Donald Trump's trade war has begun, and many US companies are scrambling to adjust to his new tariffs on Chinese-made goods.

But one person whose business will not be affected is his daughter Ivanka Trump.

Clothing and shoes were spared from the firing line, rendering the President's eldest daughter immune to the sweeping transition.

Her fashion line distributes women's clothes, shoes, handbags and jewellery that are currently or previously were produced in a number of Asian countries including China.


The company's Chinese manufacturers, including Chengdu Kameido Shoes in Sichuan and Hangzhou HS Fashion, will continue to produce Ivanka Trump products without facing any impact by the tariffs, the Huffington Post reported.

In a press release, the Office of the United States Trade Representative explained that the goods affected were chosen based on what would impact the US economy and American customers the least.

"Trade analysts from several US Government agencies identified products that benefit from Chinese industrial policies, including Made in China 2025," the release said.

"The list was refined by removing specific products identified by analysts as likely to cause disruptions to the US economy, and tariff lines that are subject to legal or administrative constraints.

"The remaining products were ranked according to the likely impact on US consumers, based on available trade data involving alternative country sources for each product.
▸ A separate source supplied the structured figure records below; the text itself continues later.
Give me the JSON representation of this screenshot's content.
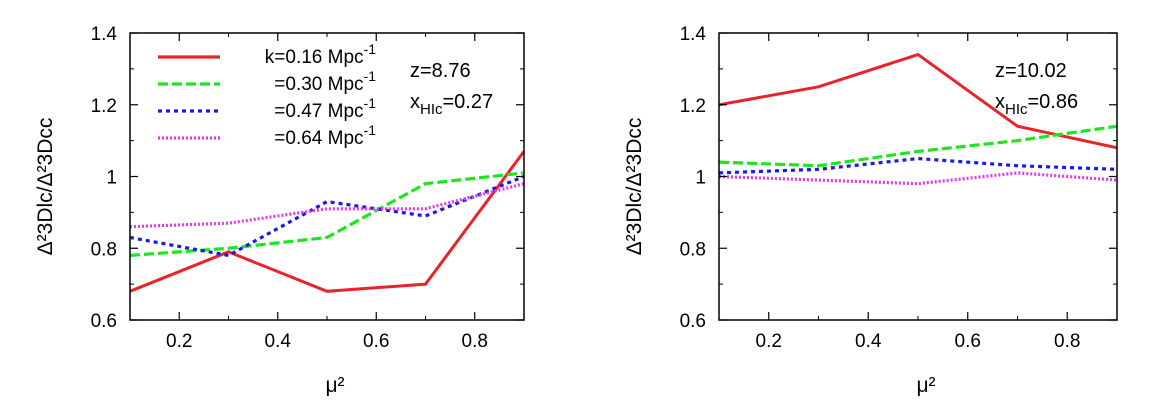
{
  "chart_data": [
    {
      "type": "line",
      "xlabel": "μ²",
      "ylabel": "Δ²3Dlc/Δ²3Dcc",
      "xlim": [
        0.1,
        0.9
      ],
      "ylim": [
        0.6,
        1.4
      ],
      "xticks": [
        0.2,
        0.4,
        0.6,
        0.8
      ],
      "yticks": [
        0.6,
        0.8,
        1.0,
        1.2,
        1.4
      ],
      "xtick_labels": [
        "0.2",
        "0.4",
        "0.6",
        "0.8"
      ],
      "ytick_labels": [
        "0.6",
        "0.8",
        "1",
        "1.2",
        "1.4"
      ],
      "annotations": {
        "z": "z=8.76",
        "xh": "x",
        "xh_sub": "HIc",
        "xh_val": "=0.27"
      },
      "legend": {
        "position": "top-left",
        "entries": [
          {
            "prefix": "k=0.16 Mpc",
            "sup": "-1"
          },
          {
            "prefix": "=0.30 Mpc",
            "sup": "-1"
          },
          {
            "prefix": "=0.47 Mpc",
            "sup": "-1"
          },
          {
            "prefix": "=0.64 Mpc",
            "sup": "-1"
          }
        ]
      },
      "series": [
        {
          "name": "k=0.16 Mpc-1",
          "color": "#e8232a",
          "style": "solid",
          "x": [
            0.1,
            0.3,
            0.5,
            0.7,
            0.9
          ],
          "values": [
            0.68,
            0.79,
            0.68,
            0.7,
            1.07
          ]
        },
        {
          "name": "=0.30 Mpc-1",
          "color": "#1ee61e",
          "style": "dashed",
          "x": [
            0.1,
            0.3,
            0.5,
            0.7,
            0.9
          ],
          "values": [
            0.78,
            0.8,
            0.83,
            0.98,
            1.01
          ]
        },
        {
          "name": "=0.47 Mpc-1",
          "color": "#1a1ae6",
          "style": "dotted",
          "x": [
            0.1,
            0.3,
            0.5,
            0.7,
            0.9
          ],
          "values": [
            0.83,
            0.78,
            0.93,
            0.89,
            1.0
          ]
        },
        {
          "name": "=0.64 Mpc-1",
          "color": "#e838e8",
          "style": "dotted-fine",
          "x": [
            0.1,
            0.3,
            0.5,
            0.7,
            0.9
          ],
          "values": [
            0.86,
            0.87,
            0.91,
            0.91,
            0.98
          ]
        }
      ]
    },
    {
      "type": "line",
      "xlabel": "μ²",
      "ylabel": "Δ²3Dlc/Δ²3Dcc",
      "xlim": [
        0.1,
        0.9
      ],
      "ylim": [
        0.6,
        1.4
      ],
      "xticks": [
        0.2,
        0.4,
        0.6,
        0.8
      ],
      "yticks": [
        0.6,
        0.8,
        1.0,
        1.2,
        1.4
      ],
      "xtick_labels": [
        "0.2",
        "0.4",
        "0.6",
        "0.8"
      ],
      "ytick_labels": [
        "0.6",
        "0.8",
        "1",
        "1.2",
        "1.4"
      ],
      "annotations": {
        "z": "z=10.02",
        "xh": "x",
        "xh_sub": "HIc",
        "xh_val": "=0.86"
      },
      "series": [
        {
          "name": "k=0.16 Mpc-1",
          "color": "#e8232a",
          "style": "solid",
          "x": [
            0.1,
            0.3,
            0.5,
            0.7,
            0.9
          ],
          "values": [
            1.2,
            1.25,
            1.34,
            1.14,
            1.08
          ]
        },
        {
          "name": "=0.30 Mpc-1",
          "color": "#1ee61e",
          "style": "dashed",
          "x": [
            0.1,
            0.3,
            0.5,
            0.7,
            0.9
          ],
          "values": [
            1.04,
            1.03,
            1.07,
            1.1,
            1.14
          ]
        },
        {
          "name": "=0.47 Mpc-1",
          "color": "#1a1ae6",
          "style": "dotted",
          "x": [
            0.1,
            0.3,
            0.5,
            0.7,
            0.9
          ],
          "values": [
            1.01,
            1.02,
            1.05,
            1.03,
            1.02
          ]
        },
        {
          "name": "=0.64 Mpc-1",
          "color": "#e838e8",
          "style": "dotted-fine",
          "x": [
            0.1,
            0.3,
            0.5,
            0.7,
            0.9
          ],
          "values": [
            1.0,
            0.99,
            0.98,
            1.01,
            0.99
          ]
        }
      ]
    }
  ]
}
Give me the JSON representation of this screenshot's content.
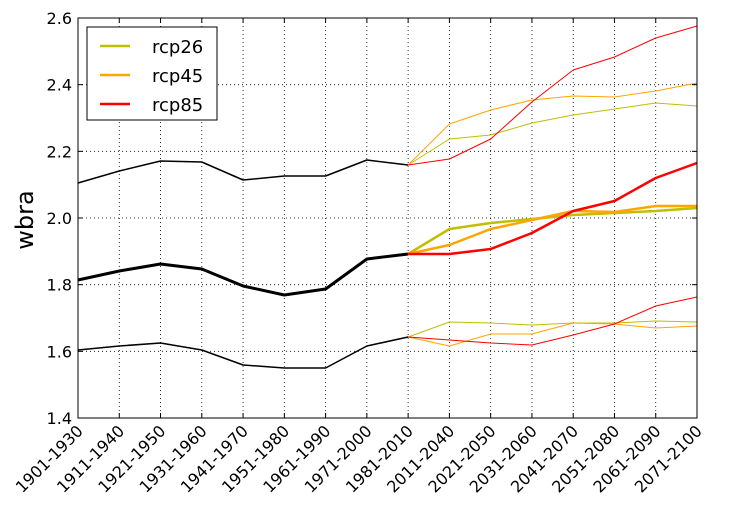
{
  "chart_data": {
    "type": "line",
    "title": "",
    "xlabel": "",
    "ylabel": "wbra",
    "ylim": [
      1.4,
      2.6
    ],
    "yticks": [
      "1.4",
      "1.6",
      "1.8",
      "2.0",
      "2.2",
      "2.4",
      "2.6"
    ],
    "grid": true,
    "legend_placement": "top-left",
    "categories": [
      "1901-1930",
      "1911-1940",
      "1921-1950",
      "1931-1960",
      "1941-1970",
      "1951-1980",
      "1961-1990",
      "1971-2000",
      "1981-2010",
      "2011-2040",
      "2021-2050",
      "2031-2060",
      "2041-2070",
      "2051-2080",
      "2061-2090",
      "2071-2100"
    ],
    "historical": {
      "color": "#000000",
      "start_index": 0,
      "upper": [
        2.105,
        2.141,
        2.171,
        2.168,
        2.114,
        2.126,
        2.126,
        2.174,
        2.159
      ],
      "mean": [
        1.814,
        1.841,
        1.862,
        1.847,
        1.796,
        1.769,
        1.787,
        1.877,
        1.892
      ],
      "lower": [
        1.604,
        1.616,
        1.625,
        1.604,
        1.559,
        1.55,
        1.55,
        1.616,
        1.643
      ]
    },
    "series": [
      {
        "name": "rcp26",
        "color": "#bfbf00",
        "start_index": 8,
        "upper": [
          2.159,
          2.237,
          2.249,
          2.285,
          2.309,
          2.327,
          2.345,
          2.336
        ],
        "mean": [
          1.892,
          1.967,
          1.985,
          1.997,
          2.009,
          2.015,
          2.021,
          2.03
        ],
        "lower": [
          1.643,
          1.688,
          1.685,
          1.679,
          1.685,
          1.685,
          1.691,
          1.688
        ]
      },
      {
        "name": "rcp45",
        "color": "#ffa500",
        "start_index": 8,
        "upper": [
          2.159,
          2.282,
          2.324,
          2.354,
          2.366,
          2.363,
          2.381,
          2.405
        ],
        "mean": [
          1.892,
          1.919,
          1.967,
          1.994,
          2.021,
          2.018,
          2.036,
          2.036
        ],
        "lower": [
          1.643,
          1.616,
          1.652,
          1.652,
          1.685,
          1.682,
          1.67,
          1.676
        ]
      },
      {
        "name": "rcp85",
        "color": "#ff0000",
        "start_index": 8,
        "upper": [
          2.159,
          2.177,
          2.237,
          2.348,
          2.444,
          2.483,
          2.54,
          2.576
        ],
        "mean": [
          1.892,
          1.892,
          1.907,
          1.955,
          2.021,
          2.051,
          2.12,
          2.165
        ],
        "lower": [
          1.643,
          1.634,
          1.625,
          1.619,
          1.649,
          1.682,
          1.736,
          1.763
        ]
      }
    ]
  }
}
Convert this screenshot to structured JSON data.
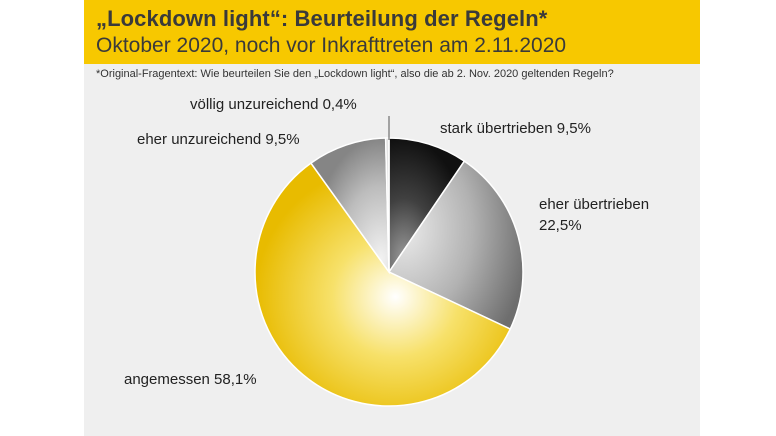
{
  "header": {
    "title": "„Lockdown light“: Beurteilung der Regeln*",
    "subtitle": "Oktober 2020, noch vor Inkrafttreten am 2.11.2020"
  },
  "footnote": "*Original-Fragentext: Wie beurteilen Sie den „Lockdown light“, also die ab 2. Nov. 2020 geltenden Regeln?",
  "colors": {
    "header_bg": "#f7c800",
    "card_bg": "#efefef",
    "yellow": "#f2c400",
    "grey_mid": "#8c8c8c",
    "dark": "#1e1e1e"
  },
  "chart_data": {
    "type": "pie",
    "unit": "%",
    "slices": [
      {
        "name": "stark übertrieben",
        "value": 9.5,
        "label": "stark übertrieben 9,5%",
        "color": "#1e1e1e"
      },
      {
        "name": "eher übertrieben",
        "value": 22.5,
        "label_line1": "eher übertrieben",
        "label_line2": "22,5%",
        "color": "#8c8c8c"
      },
      {
        "name": "angemessen",
        "value": 58.1,
        "label": "angemessen 58,1%",
        "color": "#f2c400"
      },
      {
        "name": "eher unzureichend",
        "value": 9.5,
        "label": "eher unzureichend 9,5%",
        "color": "#9a9a9a"
      },
      {
        "name": "völlig unzureichend",
        "value": 0.4,
        "label": "völlig unzureichend 0,4%",
        "color": "#d8d8d8"
      }
    ]
  }
}
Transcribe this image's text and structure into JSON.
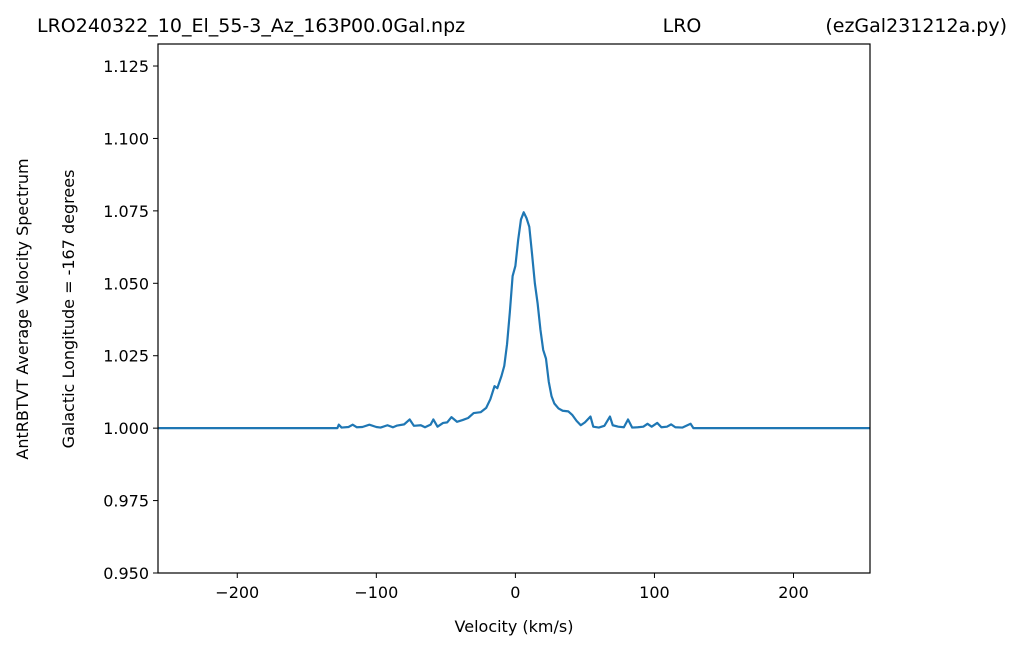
{
  "chart_data": {
    "type": "line",
    "title_left": "LRO240322_10_El_55-3_Az_163P00.0Gal.npz",
    "title_center": "LRO",
    "title_right": "(ezGal231212a.py)",
    "ylabel": "AntRBTVT Average Velocity Spectrum",
    "ylabel2": "Galactic Longitude = -167 degrees",
    "xlabel": "Velocity (km/s)",
    "color": "#1f77b4",
    "xlim": [
      -257,
      255
    ],
    "ylim": [
      0.95,
      1.1326
    ],
    "xticks": [
      {
        "value": -200,
        "label": "−200"
      },
      {
        "value": -100,
        "label": "−100"
      },
      0,
      100,
      200
    ],
    "yticks": [
      {
        "value": 0.95,
        "label": "0.950"
      },
      {
        "value": 0.975,
        "label": "0.975"
      },
      {
        "value": 1.0,
        "label": "1.000"
      },
      {
        "value": 1.025,
        "label": "1.025"
      },
      {
        "value": 1.05,
        "label": "1.050"
      },
      {
        "value": 1.075,
        "label": "1.075"
      },
      {
        "value": 1.1,
        "label": "1.100"
      },
      {
        "value": 1.125,
        "label": "1.125"
      }
    ],
    "x": [
      -257,
      -128,
      -127,
      -125,
      -120,
      -117,
      -114,
      -110,
      -105,
      -100,
      -97,
      -92,
      -88,
      -85,
      -80,
      -76,
      -73,
      -68,
      -65,
      -61,
      -59,
      -56,
      -52,
      -49,
      -46,
      -42,
      -38,
      -34,
      -30,
      -25,
      -21,
      -18,
      -15,
      -13,
      -10,
      -8,
      -6,
      -4,
      -2,
      0,
      2,
      4,
      6,
      8,
      10,
      12,
      14,
      16,
      18,
      20,
      22,
      24,
      26,
      28,
      31,
      34,
      38,
      41,
      44,
      47,
      50,
      54,
      56,
      60,
      64,
      68,
      70,
      74,
      78,
      81,
      84,
      88,
      92,
      95,
      98,
      102,
      105,
      109,
      112,
      115,
      120,
      126,
      128,
      255
    ],
    "values": [
      1.0,
      1.0,
      1.0012,
      1.0002,
      1.0004,
      1.0012,
      1.0003,
      1.0004,
      1.0012,
      1.0004,
      1.0002,
      1.001,
      1.0003,
      1.0009,
      1.0013,
      1.003,
      1.0008,
      1.001,
      1.0003,
      1.0012,
      1.003,
      1.0005,
      1.0018,
      1.002,
      1.0038,
      1.0022,
      1.0028,
      1.0035,
      1.0052,
      1.0055,
      1.007,
      1.01,
      1.0145,
      1.0138,
      1.018,
      1.0215,
      1.029,
      1.04,
      1.0525,
      1.056,
      1.065,
      1.072,
      1.0745,
      1.0725,
      1.0695,
      1.06,
      1.05,
      1.043,
      1.034,
      1.027,
      1.024,
      1.016,
      1.011,
      1.0085,
      1.0068,
      1.006,
      1.0058,
      1.0045,
      1.0025,
      1.001,
      1.002,
      1.004,
      1.0005,
      1.0002,
      1.0008,
      1.004,
      1.001,
      1.0005,
      1.0003,
      1.003,
      1.0002,
      1.0003,
      1.0005,
      1.0015,
      1.0005,
      1.0018,
      1.0003,
      1.0005,
      1.0013,
      1.0003,
      1.0002,
      1.0015,
      1.0,
      1.0
    ]
  }
}
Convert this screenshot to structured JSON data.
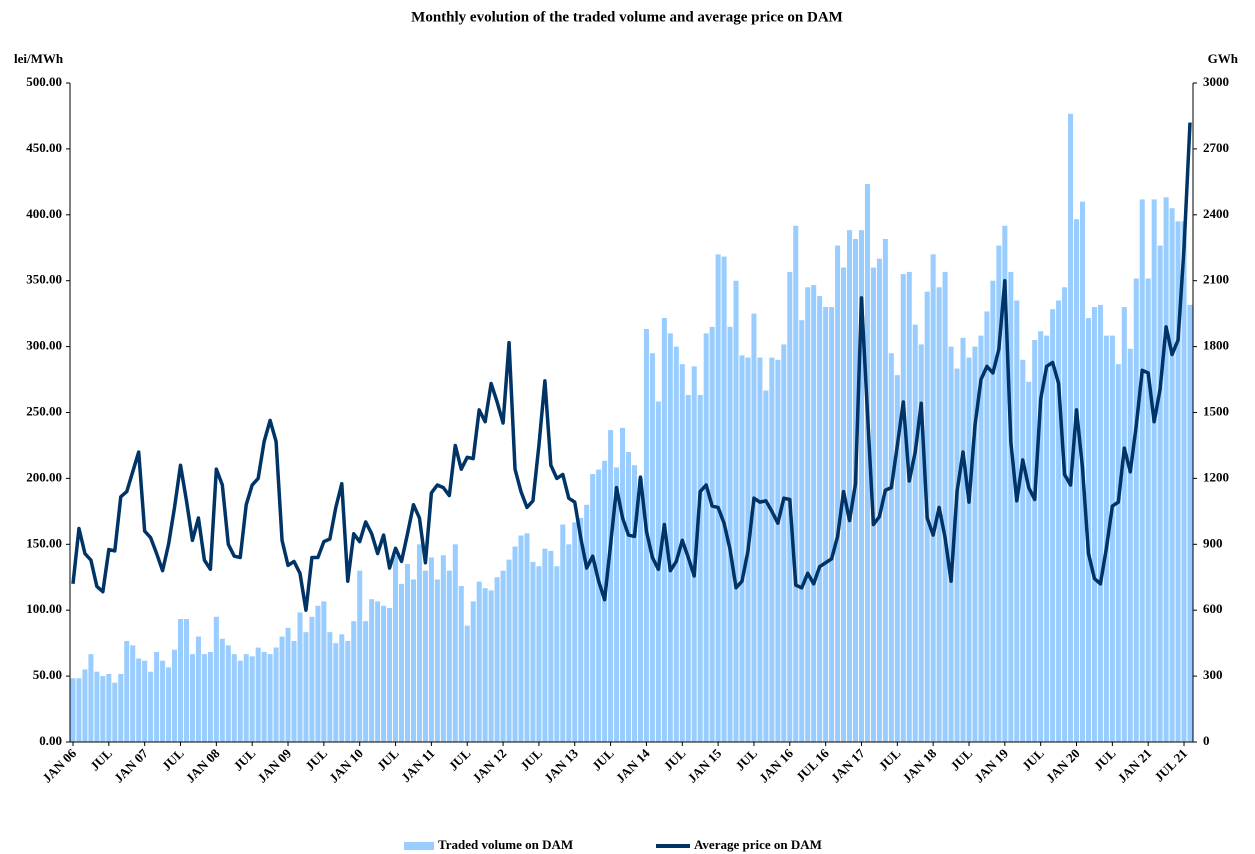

The proposed list was then compiled by selecting products from the ranked list with lowest consumer impact."

In other words, banning the categories Ivanka's goods fell into would have a greater impact on American shoppers than those that Trump has threatened, which includes fish, electronics, produce and beauty goods.

But it does appear to contradict Trump's "buy American and hire American" stance, given his daughter has manufactured 100 per cent of her fashion products in China and Hong Kong, according to the Huffington Post.

After months of back-and-forth threats between the two powers, steep US tariffs on tens of billions in Chinese goods came into effect last week.

The US will tax 818 Chinese products — worth a total of US$34 billion ($50.1b) per year.

The remaining products will remain off the list until after the government has assessed the situation.

China is not happy about this, and Beijing retaliated with the same value: 25 per cent tariffs on US products worth US$34b per year, including soybeans, seafood and crude oil.

More recently, the rising superpower vowed to retaliate with a further US$200b on US goods, after the US threatened to expand tariffs to thousands of Chinese imports like fish sticks, apples and French doors.

If it escalates further, the US-China trade war is expected to have global consequences on businesses across Asia, the US and Europe.